In order to analyze the performance of our CDR-Tree under different drifting ratios R%

(i.e. the proportion of drifting instances to all instances), we use the four functions mentioned above to generate required experimental datasets. For each function, the noise level is set to 5% and the dataset generated by IBM data generator is regarded as the original/first dataset in the data stream. Then we code a program to amend the first dataset and generate the second ones as a new dataset. Our program works as follows: First, it randomly picks up one instance S in the original dataset and randomly selects attributes am (1 ≤ m ≤ 5) for reference. Instances, which have the same and values in all attributes am to that of S, are picked out. The class label and values belonging to am of these picked out instances are then replaced by a random value in the corresponding value-domain.
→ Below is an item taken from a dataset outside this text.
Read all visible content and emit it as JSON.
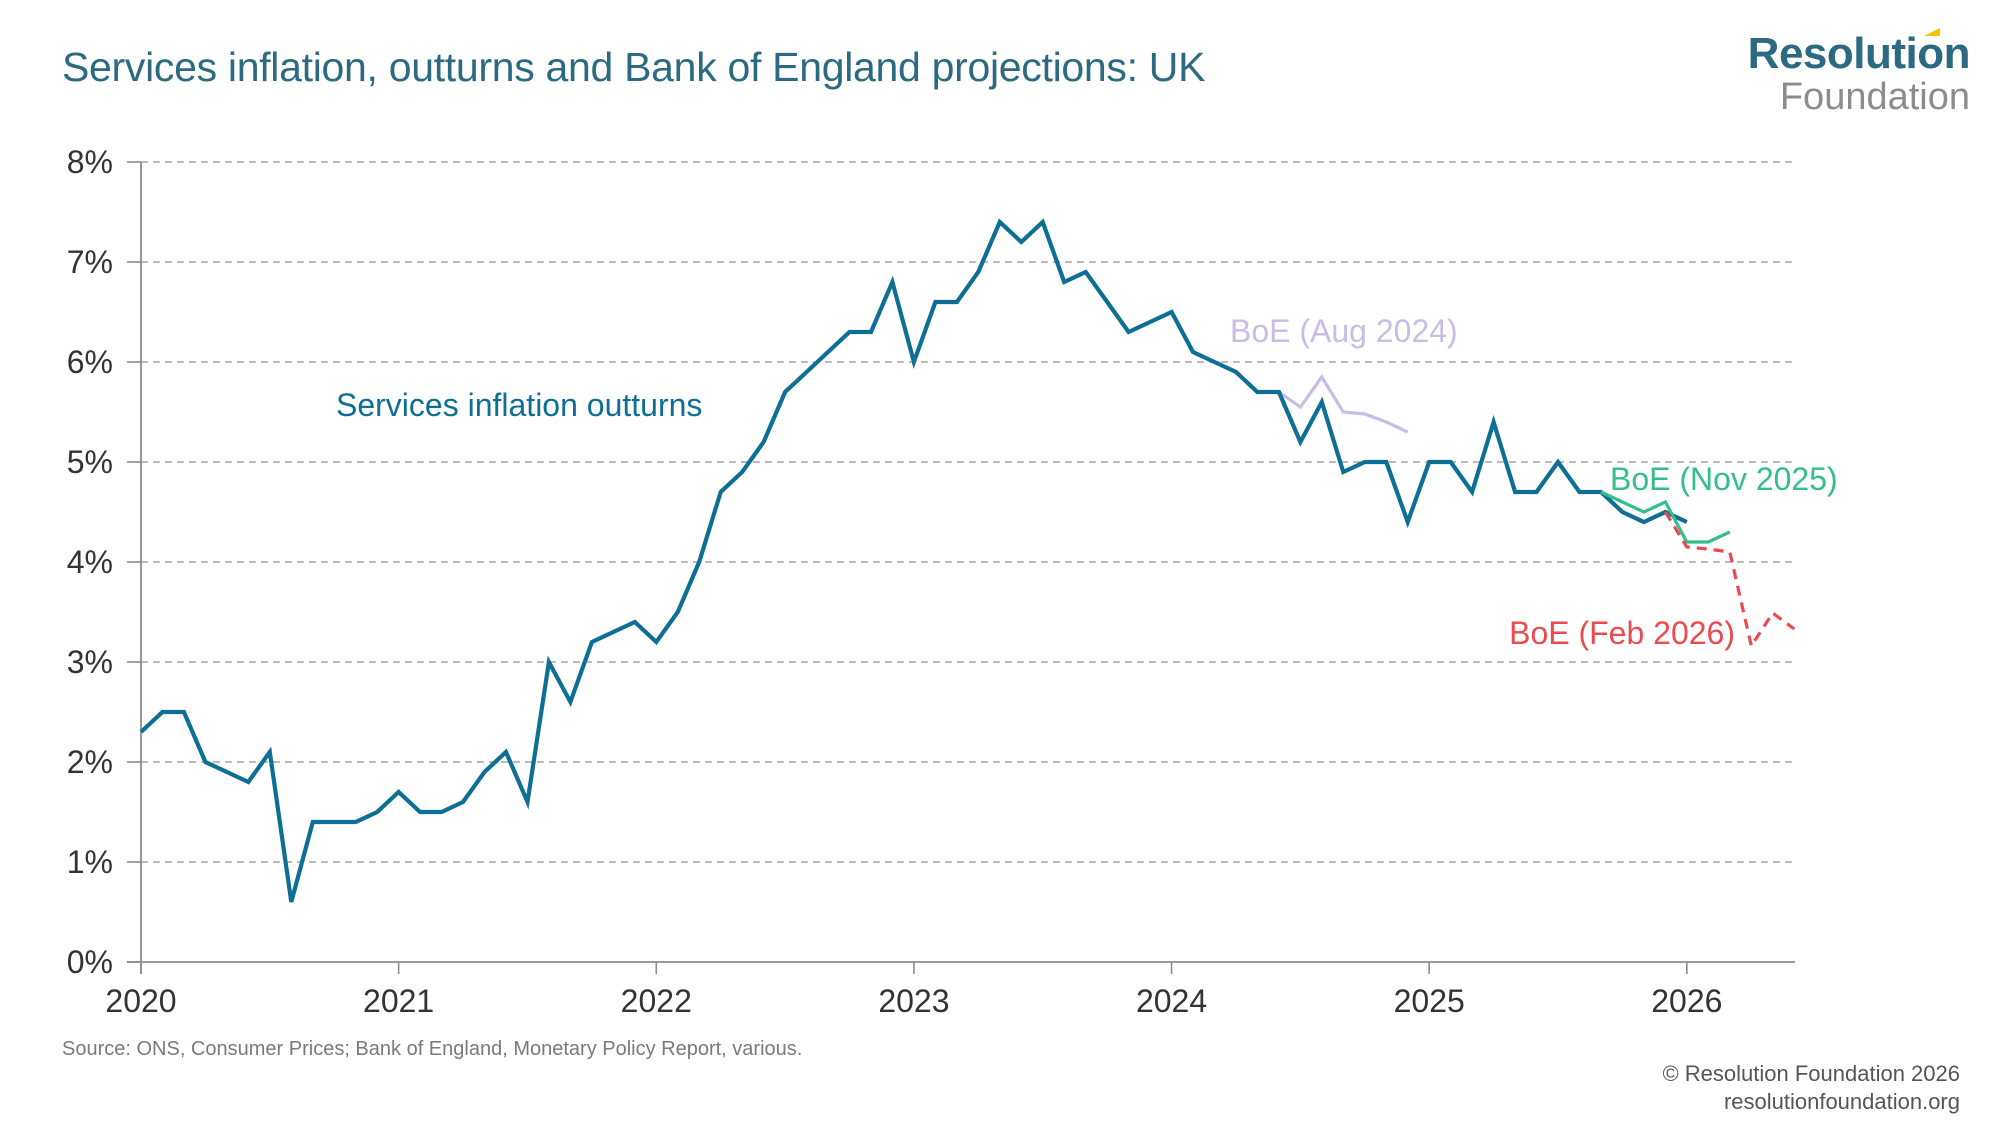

The main principle of our program is that concept drifts are caused by the variances of some attributes. We limit the number of referable attributes less

than five since drifting concepts should be caused by some but not a lot attribute values and there are only nine basic attributes in IBM data generator. If the number of drifting instances is less than the requirement, the program goes on next loop to get more drifting instances. On the contrary, if there are more instances satisfy the requirement, R % instances are randomly picked up as drifting ones. As a result, each function generates five second datasets with different drifting ratios. A total 4 old datasets and 20 new datasets are generated in our experiments. Every dataset includes 10000 instances and the 10-fold cross-validation test method is applied to all experiments. That is, each experimental dataset is divided into 10 parts of which nine parts are used as training sets and the remaining one as the testing set. In the following experiments, we will use D(i) to denote a dataset generated by Function Fi and D(i,R) to represent a dataset with R% drifting ratio resulting from D(i).